Ahhh, so that's what were discussing here. Years and years back when I was trying to make a game I had to write this kind of thing, because I ran into the same issue. It sucked to have to spend so much time on a support tool.

by on (#60171)
ProgrammingAce wrote:
Turning on a grid and "snap-to-grid" keep most things in line.

That's what I do when editing level maps using GIMP. You can set the grid size to whatever your (meta)tiles' dimensions are.

by on (#60188)
How do you go about adding additional properties to tiles in your maps after generating meta tile data in this way? I know in my case it was worth the extra time to write a graphical editor for this purpose. Hopefully I'll end up making more than one game for the NES and I'll never have to write another editor, just additional map compressor plugins.

by on (#60189)
Gradualore wrote:
How do you go about adding additional properties to tiles in your maps after generating meta tile data in this way? I know in my case it was worth the extra time to write a graphical editor for this purpose. Hopefully I'll end up making more than one game for the NES and I'll never have to write another editor, just additional map compressor plugins.


I suppose you could first define all the possible metatiles, say 64 max for 16x16. Then define all the special objects as metatiles. This assumes converter doesn't need to care about the PPU's maximum. So if you defined 64 additional 'special' metatiles, then you have 6 more bits of data to convert and put in a another table for your program to interpret.

So you'd end up with a BMP file of all your graphics, and all the special objects in the game. That would be followed by the map. Since the CPU needs to know what's going on, it maybe best that the converter be able to use fixed locations when creating the metatile data.

I'm not sure if that's as workable as just having a separate layer for special objects, but i guess it could work OK. When it's all on the same layer, seems like it can be a little ambiguous.

by on (#60210)
I actually have what you would consider "special tiles" for the background knocked down to about 5 bytes per screen, so they just get stored on their own.

So i have a newer version of this script that's implemented RLE compression and outputs the tiles as letters instead of numbers.

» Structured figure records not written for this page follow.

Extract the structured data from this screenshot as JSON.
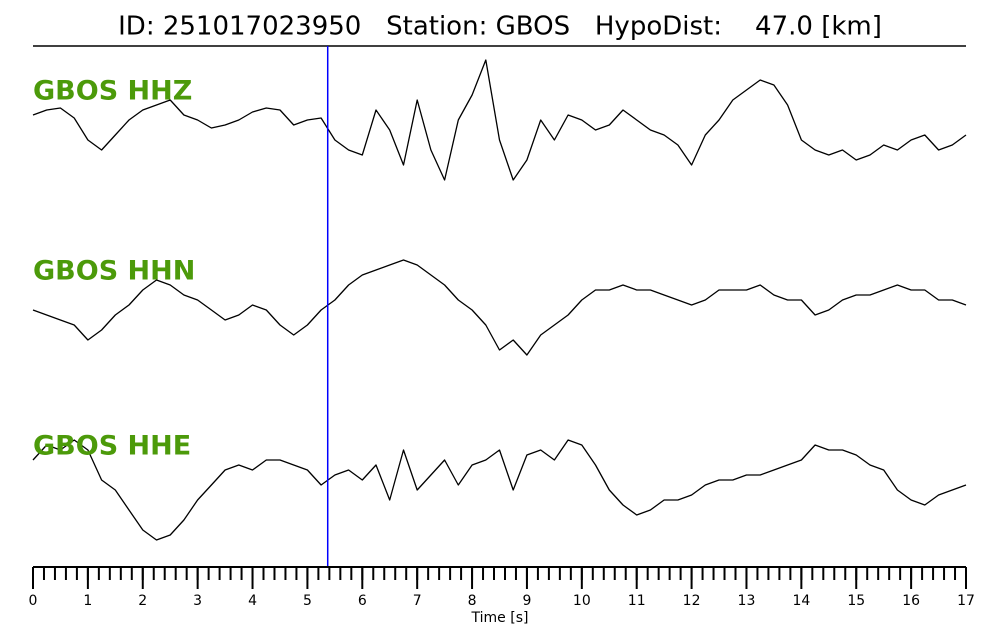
{
  "chart_data": {
    "type": "line",
    "title": "ID: 251017023950   Station: GBOS   HypoDist:    47.0 [km]",
    "xlabel": "Time [s]",
    "x": [
      0,
      0.25,
      0.5,
      0.75,
      1,
      1.25,
      1.5,
      1.75,
      2,
      2.25,
      2.5,
      2.75,
      3,
      3.25,
      3.5,
      3.75,
      4,
      4.25,
      4.5,
      4.75,
      5,
      5.25,
      5.5,
      5.75,
      6,
      6.25,
      6.5,
      6.75,
      7,
      7.25,
      7.5,
      7.75,
      8,
      8.25,
      8.5,
      8.75,
      9,
      9.25,
      9.5,
      9.75,
      10,
      10.25,
      10.5,
      10.75,
      11,
      11.25,
      11.5,
      11.75,
      12,
      12.25,
      12.5,
      12.75,
      13,
      13.25,
      13.5,
      13.75,
      14,
      14.25,
      14.5,
      14.75,
      15,
      15.25,
      15.5,
      15.75,
      16,
      16.25,
      16.5,
      16.75,
      17
    ],
    "series": [
      {
        "name": "GBOS HHZ",
        "color": "#000000",
        "values": [
          10,
          15,
          17,
          7,
          -15,
          -25,
          -10,
          5,
          15,
          20,
          25,
          10,
          5,
          -3,
          0,
          5,
          13,
          17,
          15,
          0,
          5,
          7,
          -15,
          -25,
          -30,
          15,
          -5,
          -40,
          25,
          -25,
          -55,
          5,
          30,
          65,
          -15,
          -55,
          -35,
          5,
          -15,
          10,
          5,
          -5,
          0,
          15,
          5,
          -5,
          -10,
          -20,
          -40,
          -10,
          5,
          25,
          35,
          45,
          40,
          20,
          -15,
          -25,
          -30,
          -25,
          -35,
          -30,
          -20,
          -25,
          -15,
          -10,
          -25,
          -20,
          -10
        ]
      },
      {
        "name": "GBOS HHN",
        "color": "#000000",
        "values": [
          -5,
          -10,
          -15,
          -20,
          -35,
          -25,
          -10,
          0,
          15,
          25,
          20,
          10,
          5,
          -5,
          -15,
          -10,
          0,
          -5,
          -20,
          -30,
          -20,
          -5,
          5,
          20,
          30,
          35,
          40,
          45,
          40,
          30,
          20,
          5,
          -5,
          -20,
          -45,
          -35,
          -50,
          -30,
          -20,
          -10,
          5,
          15,
          15,
          20,
          15,
          15,
          10,
          5,
          0,
          5,
          15,
          15,
          15,
          20,
          10,
          5,
          5,
          -10,
          -5,
          5,
          10,
          10,
          15,
          20,
          15,
          15,
          5,
          5,
          0
        ]
      },
      {
        "name": "GBOS HHE",
        "color": "#000000",
        "values": [
          20,
          35,
          30,
          40,
          30,
          0,
          -10,
          -30,
          -50,
          -60,
          -55,
          -40,
          -20,
          -5,
          10,
          15,
          10,
          20,
          20,
          15,
          10,
          -5,
          5,
          10,
          0,
          15,
          -20,
          30,
          -10,
          5,
          20,
          -5,
          15,
          20,
          30,
          -10,
          25,
          30,
          20,
          40,
          35,
          15,
          -10,
          -25,
          -35,
          -30,
          -20,
          -20,
          -15,
          -5,
          0,
          0,
          5,
          5,
          10,
          15,
          20,
          35,
          30,
          30,
          25,
          15,
          10,
          -10,
          -20,
          -25,
          -15,
          -10,
          -5
        ]
      }
    ],
    "label_color": "#4c9a0a",
    "ylim": [
      -90,
      90
    ],
    "xlim": [
      0,
      17
    ],
    "xticks": [
      0,
      1,
      2,
      3,
      4,
      5,
      6,
      7,
      8,
      9,
      10,
      11,
      12,
      13,
      14,
      15,
      16,
      17
    ],
    "minor_tick_interval": 0.2,
    "pick_time": 5.37,
    "pick_color": "#0000ff"
  }
}
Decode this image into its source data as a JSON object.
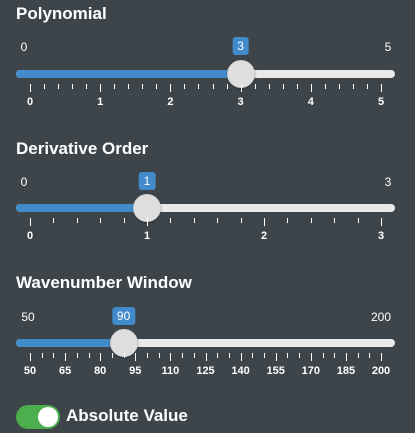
{
  "sliders": [
    {
      "id": "polynomial",
      "label": "Polynomial",
      "min": 0,
      "max": 5,
      "value": 3,
      "min_label": "0",
      "max_label": "5",
      "value_label": "3",
      "major_ticks": [
        "0",
        "1",
        "2",
        "3",
        "4",
        "5"
      ],
      "minor_per_major": 4
    },
    {
      "id": "derivative-order",
      "label": "Derivative Order",
      "min": 0,
      "max": 3,
      "value": 1,
      "min_label": "0",
      "max_label": "3",
      "value_label": "1",
      "major_ticks": [
        "0",
        "1",
        "2",
        "3"
      ],
      "minor_per_major": 4
    },
    {
      "id": "wavenumber-window",
      "label": "Wavenumber Window",
      "min": 50,
      "max": 200,
      "value": 90,
      "min_label": "50",
      "max_label": "200",
      "value_label": "90",
      "major_ticks": [
        "50",
        "65",
        "80",
        "95",
        "110",
        "125",
        "140",
        "155",
        "170",
        "185",
        "200"
      ],
      "minor_per_major": 2
    }
  ],
  "toggle": {
    "label": "Absolute Value",
    "on": true
  },
  "colors": {
    "background": "#3d454b",
    "accent": "#428bca",
    "track": "#eaeaea",
    "toggle_on": "#4cae4c"
  }
}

The code isn't very pretty though, so i'm not going to post it right now unless someone wants to use it right away. Once i get some free time i'll comment the code and clean it up.

The reason the new script outputs letters instead of numbers is so it's easier to do a find/replace to swap out meta-tiles. I'm using a hybrid RLE, so it looks like this "flag, tile, #repeated". If you go through and replace the output for "1" with "3", then go through on the next pass and replace tile "3" for tile "7" you're going to catch all of the "repeat 3 times" values too. By making the tiles letters, you can just do a find/replace on the letter for the tile number and don't have to worry about catching the RLE values by mistake.